# Samsung LN32A330 Headphones



## Ithryndil (May 26, 2007)

Ok, I am feeling a bit moronic here, but everything I am reading on product details says that the above modeled TV ought to support the use of headphones. However, I cannot seem to find the headphone jack on the TV. On the back of the tv, which looks like:

http://akamaipix.crutchfield.com/products/2008/305/x30532A330-b.jpeg

There is an audio option for the PC. I am assuming that if it says and does support headphones, it ought to support earphones (which is what I actually have). Can anyone help me with this? Am I being dumb and missing something, or does it actually get more involved to be able to use headphones. Thanks!


----------



## Basementgeek (Feb 7, 2005)

I would think that if it had a place for earphones/headphones it would be on the front or side, not in the back.

BG


----------



## Ithryndil (May 26, 2007)

As would I. I know on the back it has an audio out with a left and right output jack, I wonder if there is a converter that could be used.


----------



## yustr (Sep 27, 2004)

HERE YA GO


----------



## Ithryndil (May 26, 2007)

It's still interesting. I think I will email Samsung and see what they say...but in the mean time I have no problem buying an adapter like the one you linked.


----------



## yustr (Sep 27, 2004)

The Samsung site says its on the side...strange that it's not.


----------



## Ithryndil (May 26, 2007)

I know, but I have looked on both sides...and I am not blind. If it's supposed to be on the side I will look again when I get home from work, but I am certain I saw nothing. I'd think it would be where the channel and volume buttons are. If not, perhaps I should email Samsung and be like hey, my TV doesn't have a headphone jack and you say it should. I'd like to exchange.
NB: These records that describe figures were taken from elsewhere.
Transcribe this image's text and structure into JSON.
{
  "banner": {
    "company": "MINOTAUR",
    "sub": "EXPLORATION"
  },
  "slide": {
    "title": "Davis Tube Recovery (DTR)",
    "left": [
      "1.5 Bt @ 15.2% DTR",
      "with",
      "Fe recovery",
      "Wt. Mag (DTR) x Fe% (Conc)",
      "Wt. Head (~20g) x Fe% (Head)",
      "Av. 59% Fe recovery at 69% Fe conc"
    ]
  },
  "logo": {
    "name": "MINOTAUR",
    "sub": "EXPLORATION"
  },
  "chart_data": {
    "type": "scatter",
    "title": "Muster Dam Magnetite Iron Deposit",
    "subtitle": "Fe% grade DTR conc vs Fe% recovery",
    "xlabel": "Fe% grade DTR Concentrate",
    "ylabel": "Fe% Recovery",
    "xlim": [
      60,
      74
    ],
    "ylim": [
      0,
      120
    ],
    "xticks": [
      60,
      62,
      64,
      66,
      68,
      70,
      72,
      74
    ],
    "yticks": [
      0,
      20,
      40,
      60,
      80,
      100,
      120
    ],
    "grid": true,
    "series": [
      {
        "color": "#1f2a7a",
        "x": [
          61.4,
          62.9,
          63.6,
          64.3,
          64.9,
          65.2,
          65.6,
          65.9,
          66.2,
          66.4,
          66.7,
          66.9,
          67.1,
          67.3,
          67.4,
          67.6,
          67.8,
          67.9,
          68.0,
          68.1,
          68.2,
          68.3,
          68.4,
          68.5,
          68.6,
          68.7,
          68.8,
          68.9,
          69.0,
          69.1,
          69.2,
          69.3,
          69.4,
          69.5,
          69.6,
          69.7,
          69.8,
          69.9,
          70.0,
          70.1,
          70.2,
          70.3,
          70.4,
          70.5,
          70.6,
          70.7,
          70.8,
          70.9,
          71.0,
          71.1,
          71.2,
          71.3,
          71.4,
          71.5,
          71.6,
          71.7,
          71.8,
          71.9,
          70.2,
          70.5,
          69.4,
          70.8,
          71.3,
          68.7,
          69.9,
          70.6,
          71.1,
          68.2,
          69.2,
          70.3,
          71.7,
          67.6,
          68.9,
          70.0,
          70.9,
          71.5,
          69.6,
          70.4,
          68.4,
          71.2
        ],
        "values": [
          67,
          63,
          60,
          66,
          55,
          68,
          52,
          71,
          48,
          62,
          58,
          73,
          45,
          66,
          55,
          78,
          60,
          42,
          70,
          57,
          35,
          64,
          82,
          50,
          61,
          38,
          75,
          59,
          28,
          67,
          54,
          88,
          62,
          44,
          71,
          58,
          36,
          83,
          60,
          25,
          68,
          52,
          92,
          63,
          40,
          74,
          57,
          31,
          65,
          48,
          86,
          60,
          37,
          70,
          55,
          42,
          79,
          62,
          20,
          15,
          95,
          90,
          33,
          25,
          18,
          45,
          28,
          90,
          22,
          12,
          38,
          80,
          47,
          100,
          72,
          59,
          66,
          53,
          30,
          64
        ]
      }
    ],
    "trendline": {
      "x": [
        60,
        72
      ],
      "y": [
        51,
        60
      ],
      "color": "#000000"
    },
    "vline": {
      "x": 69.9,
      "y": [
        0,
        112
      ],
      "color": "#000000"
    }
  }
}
Edit: I see on the website where it looks like it should be. My TV has what the image shows, but minus the input/output ports. Perhaps there is a panel covering it up and this morning I didn't look hard enough.


----------



## Ithryndil (May 26, 2007)

Well, I've looked at my TV again. There are no outputs on the side as indicated in the picture on their website. Nor can I see any inside the television where they should be...very strange. It's like they simply left out that part of the TV. Perhaps they updated their TVs shortly afterward to include the side panel, but didn't update the model number.


----------



## Basementgeek (Feb 7, 2005)

I would write call them. There site says it does, on the side:

composite (AV) 
Analog image connector that is used to connect VCR to display images on TV Yes 

S-VideoAnalog image connector that is used to connect VCR to display images on TV Yes 

Headphone can be connected to TV and the audio from TV speakers will be eliminated. Yes 

REF: http://www.samsung.com/us/consumer/...J1DXZA/index.idx?pagetype=prd_detail&tab=spec

BG


----------



## Ithryndil (May 26, 2007)

Exactly. I think I will. I got it about a year and half ago. Nonetheless, it lists those connections for that model number.


----------



## Basementgeek (Feb 7, 2005)

Keep us posted as to what they say

BG


----------



## Ithryndil (May 26, 2007)

Will do. Sent them a message.


----------



## yustr (Sep 27, 2004)

They're gonna tell you that "Spec's are subject to change." 

Buy a coverter cable and forget about it. - unless you can get them to tell you when they made the change and go back to the store and complain that they sold you last year's model for this year's price. Otherwise, its not worth the worry.


----------